Born in Roanoke Rapids, Brown moved to Henderson when he was 10 years old. His father worked in textiles and Brown was considering a career in textiles too. But instead of textile school, he chose to accompany some friends and enrolled at UNC-Chapel Hill in 1948. His first course in geology made lasting impact and influenced him to choose geology as a profession.

While at Chapel Hill, Brown met, wooed and won the former Barbara Hedgepeth of Kittrell, and they were married in 1950. He earned the BS degree in 1951 and a master's in 1953. He taught in high school for a year and moved to Clemson University in 1954. While at Clemson, he also did graduate work at the University of Tennessee. Then a graduate fellowship enabled him to complete the PhD at Virginia Polytechnic Institute (VPI) in 1959.

Daughter Beth was born in 1956 and son Chuck in 1960. Both are now ECU alumni.

A New Department

In the mid 1960s, Brown became interested in East Carolina which was then emerging as a newly designated university. With the help of a catalogue, he discovered that it had no departmental of geology.

This inspired Brown to write to Robert L. Holt, then vice president and dean of East Carolina, and propose a plan for developing a geology department. He emphasized that such a program was especially needed to serve the coastal plain.

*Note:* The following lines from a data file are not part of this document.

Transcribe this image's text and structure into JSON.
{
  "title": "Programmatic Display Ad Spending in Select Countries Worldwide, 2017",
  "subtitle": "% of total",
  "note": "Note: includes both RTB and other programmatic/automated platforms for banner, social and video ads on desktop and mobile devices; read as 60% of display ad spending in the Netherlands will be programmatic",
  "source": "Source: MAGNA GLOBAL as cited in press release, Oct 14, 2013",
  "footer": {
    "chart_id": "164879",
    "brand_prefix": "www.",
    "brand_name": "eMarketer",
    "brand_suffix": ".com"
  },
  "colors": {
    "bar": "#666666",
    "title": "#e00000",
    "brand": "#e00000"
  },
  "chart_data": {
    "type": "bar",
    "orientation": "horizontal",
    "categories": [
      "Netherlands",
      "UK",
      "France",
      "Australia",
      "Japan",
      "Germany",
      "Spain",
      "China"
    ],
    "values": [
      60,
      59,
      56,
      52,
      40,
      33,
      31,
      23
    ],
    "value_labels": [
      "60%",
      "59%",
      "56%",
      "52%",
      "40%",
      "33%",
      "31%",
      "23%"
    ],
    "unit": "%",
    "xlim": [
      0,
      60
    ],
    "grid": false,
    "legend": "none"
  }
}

Holt and Robert Williams, the dean of Arts and Sciences, were impressed and offered Brown the job of establishing and directing the new department. He spent 1966-67 developing the curriculum and the department was established in 1967, the same year that East Carolina received university designation.

Institutional Development

In two years, however, Brown was offered a new position -- director of Institutional Development and moved into administration.

"I guess it was because things were going so well and so rapidly with geology," Brown says. "I considered it an opportunity to move into an administrative career."

The position included administrative oversight of eight offices -- alumni affairs and foundations, the computing center, career planning and placement, institutional research, the Regional Development Institute, news bureau and public relations, sponsored programs and the Insitute for Coastal and Marine Resources.

"A diverse group of agencies," Brown says. "They had different missions -- all service-related. But it was a cooperative effort to advance the university on a broad front."

There were difficulties, of course. "Most people didn't realize, for example, the influence that computing would have today. While we were able to consolidate our administrative and academic computing centers, there was never enough money to buy enhanced hardware or to build a staff."

In many ways, however, Brown feels that work of the institutional development agencies set the stage for "very effective programs" that have evolved.

New Directions

Insitutional Development was reorganized in 1979 and placed in a newly-named Institutional Advancement division under a vice chancellor. Brown returned to the chairmanship of the geology department. By 1981, he was named acting dean of the School of Technology and held dual positions for two years.

In 1982, Brown was a candidate for the chancellorship following the resignation of Chancellor Thomas Brewer. He was among the finalists selected by a search committee.

As for his own future, Brown says "I love East Carolina University and I want to do what's best for this university."